While most of the observed events in adaphostin/proteasome inhibitor-treated cells (eg, ROS generation, Raf-1 down-regulation, ERK inactivation, cytochrome c and AIF release) were unaffected by the pancaspase inhibitor Boc-D-fmk, others (eg, MEK1 cleavage and Smac/DIABLO release) were inhibited. Previous studies have shown that multiple signaling proteins, including MEK1, are themselves susceptible to caspase-dependent degradation.⁶  Analogously, Smac/DIABLO release has been shown under some circumstances to be caspase mediated.³⁹  Thus, while MG-132/adaphostin-mediated ROS generation in all likelihood represents the initial stimulus for activation of the apoptotic cascade, it remains possible that caspase-mediated events also amplify the cell-death process.

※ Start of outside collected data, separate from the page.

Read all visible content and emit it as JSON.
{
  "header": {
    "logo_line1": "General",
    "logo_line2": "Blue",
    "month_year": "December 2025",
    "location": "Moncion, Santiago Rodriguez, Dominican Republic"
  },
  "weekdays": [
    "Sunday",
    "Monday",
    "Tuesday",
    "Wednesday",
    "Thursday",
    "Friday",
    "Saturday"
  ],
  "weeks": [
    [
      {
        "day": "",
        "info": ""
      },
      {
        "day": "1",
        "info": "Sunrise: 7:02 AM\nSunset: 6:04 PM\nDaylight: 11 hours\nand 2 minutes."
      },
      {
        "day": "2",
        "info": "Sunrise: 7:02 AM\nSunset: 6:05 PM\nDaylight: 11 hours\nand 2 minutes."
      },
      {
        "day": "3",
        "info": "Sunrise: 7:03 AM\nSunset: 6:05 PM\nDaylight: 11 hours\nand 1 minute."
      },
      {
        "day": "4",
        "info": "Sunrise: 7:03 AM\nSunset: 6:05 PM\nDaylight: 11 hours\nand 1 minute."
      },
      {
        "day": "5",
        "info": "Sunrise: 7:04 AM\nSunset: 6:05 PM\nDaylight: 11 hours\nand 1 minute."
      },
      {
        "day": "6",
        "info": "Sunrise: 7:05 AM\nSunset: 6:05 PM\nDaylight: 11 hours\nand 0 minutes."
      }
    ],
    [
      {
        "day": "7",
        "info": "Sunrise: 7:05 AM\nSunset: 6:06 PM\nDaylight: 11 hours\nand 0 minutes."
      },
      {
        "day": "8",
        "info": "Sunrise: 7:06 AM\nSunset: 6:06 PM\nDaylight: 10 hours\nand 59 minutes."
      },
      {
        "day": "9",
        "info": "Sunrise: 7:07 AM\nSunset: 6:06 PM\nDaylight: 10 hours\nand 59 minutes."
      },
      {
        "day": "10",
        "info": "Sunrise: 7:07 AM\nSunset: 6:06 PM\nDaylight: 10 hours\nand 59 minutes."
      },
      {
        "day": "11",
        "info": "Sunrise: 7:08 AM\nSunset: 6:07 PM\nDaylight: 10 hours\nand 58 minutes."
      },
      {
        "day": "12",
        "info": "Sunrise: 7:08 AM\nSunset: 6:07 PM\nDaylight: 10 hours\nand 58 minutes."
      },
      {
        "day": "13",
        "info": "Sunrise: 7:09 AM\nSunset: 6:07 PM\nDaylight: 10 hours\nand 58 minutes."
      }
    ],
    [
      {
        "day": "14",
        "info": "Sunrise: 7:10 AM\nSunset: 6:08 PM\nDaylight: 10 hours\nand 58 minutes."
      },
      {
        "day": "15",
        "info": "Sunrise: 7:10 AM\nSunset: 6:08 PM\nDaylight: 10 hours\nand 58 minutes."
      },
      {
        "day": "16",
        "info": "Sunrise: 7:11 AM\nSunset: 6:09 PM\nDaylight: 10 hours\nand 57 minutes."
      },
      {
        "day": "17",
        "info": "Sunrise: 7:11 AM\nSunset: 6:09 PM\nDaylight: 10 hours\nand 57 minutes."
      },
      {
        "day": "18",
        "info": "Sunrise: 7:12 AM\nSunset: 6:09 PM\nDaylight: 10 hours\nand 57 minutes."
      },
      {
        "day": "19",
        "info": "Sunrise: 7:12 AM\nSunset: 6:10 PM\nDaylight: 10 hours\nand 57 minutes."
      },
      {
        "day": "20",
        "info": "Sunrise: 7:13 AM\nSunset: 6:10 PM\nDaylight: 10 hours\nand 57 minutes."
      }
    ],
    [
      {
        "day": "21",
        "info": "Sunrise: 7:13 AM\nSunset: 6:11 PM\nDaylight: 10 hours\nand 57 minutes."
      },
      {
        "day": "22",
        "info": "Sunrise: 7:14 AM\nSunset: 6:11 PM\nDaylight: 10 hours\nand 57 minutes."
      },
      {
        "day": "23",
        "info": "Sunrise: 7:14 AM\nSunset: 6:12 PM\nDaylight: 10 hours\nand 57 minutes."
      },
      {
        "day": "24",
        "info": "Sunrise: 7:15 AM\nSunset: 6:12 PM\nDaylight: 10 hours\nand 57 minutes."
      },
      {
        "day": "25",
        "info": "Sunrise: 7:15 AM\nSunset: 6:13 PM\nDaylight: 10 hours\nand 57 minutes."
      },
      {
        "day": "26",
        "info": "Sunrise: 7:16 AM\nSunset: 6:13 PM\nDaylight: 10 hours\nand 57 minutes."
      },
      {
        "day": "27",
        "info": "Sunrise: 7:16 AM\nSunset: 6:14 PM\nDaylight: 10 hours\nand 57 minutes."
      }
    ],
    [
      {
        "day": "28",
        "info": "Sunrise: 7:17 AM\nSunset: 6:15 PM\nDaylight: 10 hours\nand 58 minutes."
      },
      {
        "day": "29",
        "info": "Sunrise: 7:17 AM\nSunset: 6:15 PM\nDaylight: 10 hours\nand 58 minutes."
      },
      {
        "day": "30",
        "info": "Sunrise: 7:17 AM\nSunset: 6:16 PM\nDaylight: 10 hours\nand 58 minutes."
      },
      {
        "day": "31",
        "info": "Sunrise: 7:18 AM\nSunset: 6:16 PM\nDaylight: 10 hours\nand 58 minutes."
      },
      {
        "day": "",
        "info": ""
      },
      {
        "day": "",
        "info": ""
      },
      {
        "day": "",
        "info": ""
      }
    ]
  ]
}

Notably, combined treatment with adaphostin and MG-132 resulted in marked toxicity toward multiple leukemic cell lines and primary AML samples but exerted relatively modest toxicity toward primary normal human hematopoietic cells. While the ability of adaphostin to inhibit the Bcr/Abl kinase^2,21  might explain its targeted activity against Bcr/Abl-dependent leukemia cells, the basis for selectivity in Bcr/Abl-negative leukemia cells remains to be determined. Nevertheless, adaphostin has previously been reported to be relatively nontoxic toward normal human hematopoietic cells.²¹  Similarly, proteasome inhibitors have been shown to exert selective toxicity toward neoplastic cells at concentrations that are relatively sparing toward their normal counterparts.^10,17  This phenomenon may be particularly true in the case of multiple myeloma cells, which are highly susceptible to the lethal actions of the proteasome inhibitor bortezomib.⁴⁰  Thus, it is possible that the in vitro selectivity of the MG-132/adaphostin regimen may reflect selective potentiation of adaphostin lethality by proteasome inhibition. In this regard, the lethality of proteasome inhibitors such as bortezomib has been related to inhibition of the NF-κB pathway,^41,42  which is known to play an important role in protecting cells from oxidative injury.⁴³  It will therefore be interesting to determine whether proteasome inhibitors selectively enhance adaphostin-mediated oxidative injury in leukemic cells through an NF-κB-dependent process.

Whatever the mechanism(s) underlying the current observations, the ultimate relevance of this approach for leukemia will depend upon the further clinical development of tyrphostins such as adaphostin, which is ongoing,^2,44  and whether these in vitro findings can be extended to the in vivo setting. In addition, the unique susceptibility of multiple myeloma cells to bortezomib suggests that the strategy of combining proteasome inhibitors with adaphostin may be well suited for plasma-cell dyscrasias. Accordingly, efforts to test this hypothesis in multiple myeloma and related cells are currently under way. Finally, recent studies have highlighted the ability of several novel agents including 2-methoxyestradiol (2-ME)⁴⁵  and histone deacetylase inhibitors⁴⁶  to induce apoptosis in neoplastic cells through induction of oxidative injury. Notably, transformed cells appear to be more susceptible to the lethal consequences of induction of oxidative injury than their normal counterparts.^45,46  If validated, this notion could provide an explanation for the relative sparing of normal hematopoietic cells from adaphostin/proteasome inhibitor-mediated toxicity. Taken in conjunction with earlier findings, the present results raise the possibility that the rational combination of such agents may represent an effective strategy against malignant hematopoietic cells and also offer the potential for therapeutic selectivity.